I didn’t think I would get so engrossed in a documentary about a musician I had never heard of, but Searching for Sugar Man is just such a great story that I was taken in immediately. The story is real but you would be forgiven for thinking it is fiction because it is just that good.

The documentary centres around a record store owner and a journalist from South Africa who go in search of their hero, a man from Detroit who, after releasing two albums which were monumental flops in America, became bigger than Elvis in South Africa.

The artist’s name is Rodriguez and legend has it that his first album Cold Fact only ended up in South Africa because a girl was visiting her boyfriend and brought it with her. One interviewee comments that in everyone’s record collections growing up they had Abbey Road, Dark Side of the Moon and Cold Fact.

Nobody in South Africa knew anything about Rodriguez but his music had a huge influence on those involved in anti-apartheid movements and spoke to a whole generation of young people. His second album Coming from Reality was the last they heard of the man and legends about his death began to circulate. Many believed that he had set himself on fire on stage, or that he had shot himself after his final song, but nobody really knew.

I would advise going to see this film before you read the rest of this review as finding out what happened to Rodriguez is so much more enjoyable on screen than having me spoil it for you, and I am about to spoil it.

As the men tell the tale of their search for Rodriguez, we are introduced to people who worked with him on his two albums.

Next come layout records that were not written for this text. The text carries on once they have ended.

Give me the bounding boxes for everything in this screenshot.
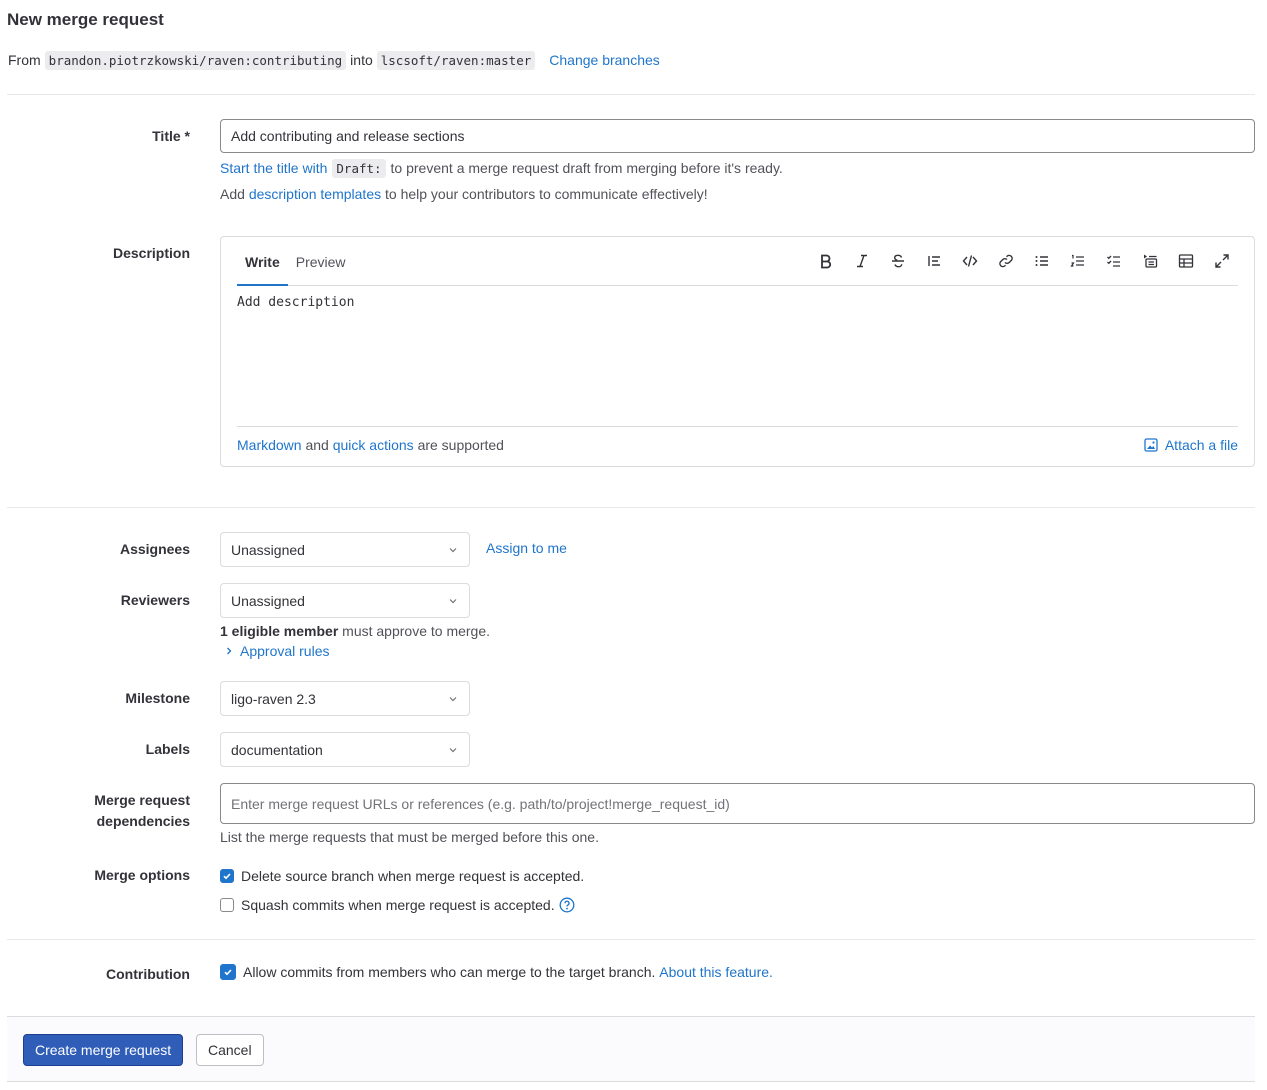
cancel-button[interactable]: Cancel <box>196 1034 264 1066</box>
attach-file-label: Attach a file <box>1164 437 1238 453</box>
divider <box>7 94 1255 95</box>
code-icon[interactable] <box>952 249 988 273</box>
labels-label: Labels <box>145 741 190 757</box>
markdown-support-text: Markdown and quick actions are supported <box>237 437 504 453</box>
page-title: New merge request <box>7 10 164 29</box>
milestone-dropdown[interactable]: ligo-raven 2.3 <box>220 681 470 716</box>
assignees-dropdown[interactable]: Unassigned <box>220 532 470 567</box>
allow-commits-checkbox[interactable] <box>220 964 236 980</box>
draft-hint: Start the title with Draft: to prevent a… <box>220 158 783 178</box>
quote-icon[interactable] <box>916 249 952 273</box>
contribution-label: Contribution <box>106 966 190 982</box>
bold-icon[interactable] <box>808 249 844 273</box>
draft-code: Draft: <box>332 158 386 178</box>
editor-footer-divider <box>237 426 1238 427</box>
description-editor: Write Preview Markdown and quick actions… <box>220 236 1255 467</box>
delete-branch-label: Delete source branch when merge request … <box>241 868 585 884</box>
into-label: into <box>350 52 373 68</box>
templates-suffix: to help your contributors to communicate… <box>385 186 708 202</box>
delete-branch-option: Delete source branch when merge request … <box>220 866 584 886</box>
eligible-count: 1 eligible member <box>220 623 339 639</box>
markdown-link[interactable]: Markdown <box>237 437 302 453</box>
dependencies-input[interactable] <box>220 783 1255 824</box>
editor-tabs: Write Preview <box>237 237 354 286</box>
divider <box>7 939 1255 940</box>
chevron-down-icon <box>449 747 457 752</box>
tab-write[interactable]: Write <box>237 237 288 286</box>
draft-hint-link[interactable]: Start the title with <box>220 160 327 176</box>
assignees-value: Unassigned <box>231 541 305 558</box>
reviewers-dropdown[interactable]: Unassigned <box>220 583 470 618</box>
squash-option: Squash commits when merge request is acc… <box>220 895 575 915</box>
chevron-down-icon <box>449 547 457 552</box>
dependencies-label-line1: Merge request <box>94 792 190 808</box>
attach-file-button[interactable]: Attach a file <box>1144 437 1238 453</box>
change-branches-link[interactable]: Change branches <box>549 52 660 68</box>
tab-divider <box>237 285 1238 286</box>
description-templates-link[interactable]: description templates <box>249 186 381 202</box>
image-icon <box>1144 438 1158 452</box>
eligible-rest: must approve to merge. <box>342 623 491 639</box>
checkmark-icon <box>224 969 232 976</box>
reviewers-label: Reviewers <box>120 592 190 608</box>
table-icon[interactable] <box>1168 249 1204 273</box>
templates-prefix: Add <box>220 186 245 202</box>
chevron-down-icon <box>449 696 457 701</box>
milestone-label: Milestone <box>125 690 190 706</box>
squash-checkbox[interactable] <box>220 898 234 912</box>
milestone-value: ligo-raven 2.3 <box>231 690 316 707</box>
approval-rules-label: Approval rules <box>240 643 330 659</box>
footer-supported: are supported <box>417 437 504 453</box>
labels-dropdown[interactable]: documentation <box>220 732 470 767</box>
squash-label: Squash commits when merge request is acc… <box>241 897 555 913</box>
approval-summary: 1 eligible member must approve to merge. <box>220 623 490 639</box>
branch-info: From brandon.piotrzkowski/raven:contribu… <box>8 49 660 71</box>
bullet-list-icon[interactable] <box>1024 249 1060 273</box>
title-input[interactable] <box>220 119 1255 153</box>
reviewers-value: Unassigned <box>231 592 305 609</box>
delete-branch-checkbox[interactable] <box>220 869 234 883</box>
title-label: Title * <box>152 128 190 144</box>
assign-to-me-link[interactable]: Assign to me <box>486 540 567 556</box>
approval-rules-toggle[interactable]: Approval rules <box>223 643 330 659</box>
fullscreen-icon[interactable] <box>1204 249 1240 273</box>
task-list-icon[interactable] <box>1096 249 1132 273</box>
source-branch: brandon.piotrzkowski/raven:contributing <box>44 50 347 70</box>
link-icon[interactable] <box>988 249 1024 273</box>
dependencies-hint: List the merge requests that must be mer… <box>220 829 599 845</box>
divider <box>7 507 1255 508</box>
checkmark-icon <box>223 873 231 880</box>
target-branch: lscsoft/raven:master <box>376 50 536 70</box>
numbered-list-icon[interactable] <box>1060 249 1096 273</box>
merge-options-label: Merge options <box>94 867 190 883</box>
assignees-label: Assignees <box>119 541 190 557</box>
tab-preview[interactable]: Preview <box>288 237 354 286</box>
description-label: Description <box>112 245 190 261</box>
markdown-toolbar <box>808 249 1240 273</box>
dependencies-label-line2: dependencies <box>96 813 190 829</box>
draft-hint-text: to prevent a merge request draft from me… <box>390 160 783 176</box>
create-merge-request-button[interactable]: Create merge request <box>23 1034 184 1066</box>
strikethrough-icon[interactable] <box>880 249 916 273</box>
allow-commits-option: Allow commits from members who can merge… <box>220 962 773 982</box>
dependencies-label: Merge request dependencies <box>94 790 190 832</box>
chevron-right-icon <box>227 647 232 655</box>
allow-commits-label: Allow commits from members who can merge… <box>243 964 656 980</box>
about-feature-link[interactable]: About this feature. <box>659 964 773 980</box>
collapsible-icon[interactable] <box>1132 249 1168 273</box>
quick-actions-link[interactable]: quick actions <box>333 437 414 453</box>
italic-icon[interactable] <box>844 249 880 273</box>
from-label: From <box>8 52 41 68</box>
form-actions: Create merge request Cancel <box>7 1016 1255 1082</box>
chevron-down-icon <box>449 598 457 603</box>
question-icon[interactable] <box>559 897 575 913</box>
description-textarea[interactable] <box>237 295 1237 415</box>
labels-value: documentation <box>231 741 323 758</box>
footer-and: and <box>305 437 329 453</box>
templates-hint: Add description templates to help your c… <box>220 184 708 204</box>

They speak about his overwhelming talent but record label owners claim to have no idea where the money from the album sales went. Eventually we find out that the rumours of his death were just that, rumours. The moment when we are told Rodriguez is still alive was genuinely exciting and having heard how much effort the guys put into finding him, there could be no happier ending.

The documentary itself is really well done; there is a good variety of interviewees that keep it lively and moving along. The thing that makes it even better? The music. The director has included animated shots of Rodriguez with his songs playing over them, which are interspersed between interviews, so we get a good idea of what all the fuss is about.

A story that is almost too good to be true and a film that entertains throughout. Definitely worth going to see.